By | 2016-10-18T15:50:18+00:00 October 4th, 2006|Freelance Translation|8 Comments

About the Author:

Celine

I am Céline Graciet, a freelance English to French translator. Since 2003 I’ve been writing on all sorts of areas linked to translation and the life of a translator.

8 Comments

  1. Tony October 5, 2006 at 9:46 am

    No

  2. Stephen Gobin October 5, 2006 at 1:16 pm

    Celine,
    Try anything with a camp/sentimental content and you won’t go wrong at all. The combination of campness and restraint is the bedrock of British popular culture. What was on BBC1 very recently? The search for the next Maria von Trapp! Camp as knickers. Then there’s all these dance-off programmes. Camp as knickers! See what I mean.

  3. céline October 5, 2006 at 2:18 pm

    I couldn’t have put it better Stephen. What is it about these dance-off programmes that makes them so entertaining?? I’m desperately attempting to ignore the one that’s starting next week, but then I might be shunned from the watercooler chats at work, so what’s a girl to do?
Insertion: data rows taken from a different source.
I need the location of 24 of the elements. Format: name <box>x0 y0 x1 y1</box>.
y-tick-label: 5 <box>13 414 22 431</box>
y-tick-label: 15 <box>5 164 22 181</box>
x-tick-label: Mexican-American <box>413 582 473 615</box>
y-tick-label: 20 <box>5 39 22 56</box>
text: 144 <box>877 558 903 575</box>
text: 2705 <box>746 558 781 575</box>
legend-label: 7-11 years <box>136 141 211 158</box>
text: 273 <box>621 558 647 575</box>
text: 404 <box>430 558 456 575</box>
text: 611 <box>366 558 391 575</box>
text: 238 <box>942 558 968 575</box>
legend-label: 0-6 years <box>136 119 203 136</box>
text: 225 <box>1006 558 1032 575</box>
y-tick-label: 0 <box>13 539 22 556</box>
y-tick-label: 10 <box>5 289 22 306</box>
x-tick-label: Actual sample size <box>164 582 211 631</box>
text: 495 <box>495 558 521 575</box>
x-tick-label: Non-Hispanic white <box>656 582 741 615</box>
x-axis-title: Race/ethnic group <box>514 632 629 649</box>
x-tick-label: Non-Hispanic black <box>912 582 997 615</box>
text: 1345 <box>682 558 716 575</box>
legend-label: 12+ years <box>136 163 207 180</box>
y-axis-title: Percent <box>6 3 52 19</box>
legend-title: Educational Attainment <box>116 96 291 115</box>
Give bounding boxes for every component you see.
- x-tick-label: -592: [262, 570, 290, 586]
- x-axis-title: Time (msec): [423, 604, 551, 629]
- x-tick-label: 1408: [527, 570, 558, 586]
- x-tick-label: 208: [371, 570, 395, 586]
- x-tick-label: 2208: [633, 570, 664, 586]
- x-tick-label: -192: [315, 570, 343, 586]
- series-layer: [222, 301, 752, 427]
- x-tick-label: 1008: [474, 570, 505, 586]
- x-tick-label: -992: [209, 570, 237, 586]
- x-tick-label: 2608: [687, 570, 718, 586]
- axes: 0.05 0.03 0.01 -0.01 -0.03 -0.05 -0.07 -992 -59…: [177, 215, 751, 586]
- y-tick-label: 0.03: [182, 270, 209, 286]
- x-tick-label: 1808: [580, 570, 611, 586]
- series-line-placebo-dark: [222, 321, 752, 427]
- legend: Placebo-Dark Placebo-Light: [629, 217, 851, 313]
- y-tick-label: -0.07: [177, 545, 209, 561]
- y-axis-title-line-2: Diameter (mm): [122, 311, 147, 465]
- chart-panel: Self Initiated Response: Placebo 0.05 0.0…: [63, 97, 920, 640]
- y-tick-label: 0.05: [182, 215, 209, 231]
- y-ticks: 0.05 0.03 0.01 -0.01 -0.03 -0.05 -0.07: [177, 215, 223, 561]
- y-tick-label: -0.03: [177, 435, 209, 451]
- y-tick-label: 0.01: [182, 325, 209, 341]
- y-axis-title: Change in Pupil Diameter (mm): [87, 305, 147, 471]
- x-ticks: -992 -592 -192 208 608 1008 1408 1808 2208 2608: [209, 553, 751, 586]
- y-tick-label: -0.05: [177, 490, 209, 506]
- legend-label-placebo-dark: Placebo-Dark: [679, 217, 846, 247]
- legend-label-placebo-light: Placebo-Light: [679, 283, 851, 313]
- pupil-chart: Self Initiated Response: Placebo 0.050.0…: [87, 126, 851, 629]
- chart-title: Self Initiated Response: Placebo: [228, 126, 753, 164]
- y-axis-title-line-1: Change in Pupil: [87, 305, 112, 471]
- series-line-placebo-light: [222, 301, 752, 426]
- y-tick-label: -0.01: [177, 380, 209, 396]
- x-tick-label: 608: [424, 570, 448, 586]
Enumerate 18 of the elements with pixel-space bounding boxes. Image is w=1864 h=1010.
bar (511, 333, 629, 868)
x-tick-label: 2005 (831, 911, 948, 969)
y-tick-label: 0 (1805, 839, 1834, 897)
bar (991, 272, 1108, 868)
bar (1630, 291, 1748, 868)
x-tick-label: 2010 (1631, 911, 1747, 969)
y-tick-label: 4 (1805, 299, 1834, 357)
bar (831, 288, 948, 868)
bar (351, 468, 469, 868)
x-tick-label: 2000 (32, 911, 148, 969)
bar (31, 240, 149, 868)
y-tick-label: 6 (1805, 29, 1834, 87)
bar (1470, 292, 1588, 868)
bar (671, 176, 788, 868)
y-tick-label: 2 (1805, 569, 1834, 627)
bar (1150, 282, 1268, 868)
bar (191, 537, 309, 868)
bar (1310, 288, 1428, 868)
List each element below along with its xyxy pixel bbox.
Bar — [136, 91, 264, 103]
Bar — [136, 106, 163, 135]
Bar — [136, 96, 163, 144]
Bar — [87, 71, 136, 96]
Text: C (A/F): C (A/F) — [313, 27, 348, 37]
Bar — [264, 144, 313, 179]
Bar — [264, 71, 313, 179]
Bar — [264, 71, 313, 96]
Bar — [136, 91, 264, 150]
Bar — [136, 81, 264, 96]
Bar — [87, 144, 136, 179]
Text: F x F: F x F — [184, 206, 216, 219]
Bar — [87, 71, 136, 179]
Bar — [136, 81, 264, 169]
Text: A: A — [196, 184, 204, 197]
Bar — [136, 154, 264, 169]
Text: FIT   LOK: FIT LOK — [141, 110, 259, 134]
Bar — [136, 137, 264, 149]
  4. Tony October 5, 2006 at 4:46 pm

    Never mind about all those films, Stephen: “Camp as knickers”?
    Gay as a paper hat, yes, but camp knickers are new to me. Is this because I don’t live in Brighton?

  5. Stephen Gobin October 5, 2006 at 9:14 pm

    And I’m afraid I don’t live in Brighton either, Tony (certainly a location whose inhabitants should exercise more restraint!). I live in the middle of the Cambridgeshire Fens where the next stop is the Wash.

  6. céline October 6, 2006 at 7:19 am

    Sorry Stephen, “restraint” isn’t a popular concept in Brighton, thank goodness.

  7. Tony October 6, 2006 at 2:38 pm

    What a sheltered life you lead, Céline. Bondage is VERY popular in Brighton.
    Why has your translation blog suddenly become mired in innuendo and sleaze?

  8. céline October 6, 2006 at 4:24 pm

    He he. Thanks for the laugh, Tony.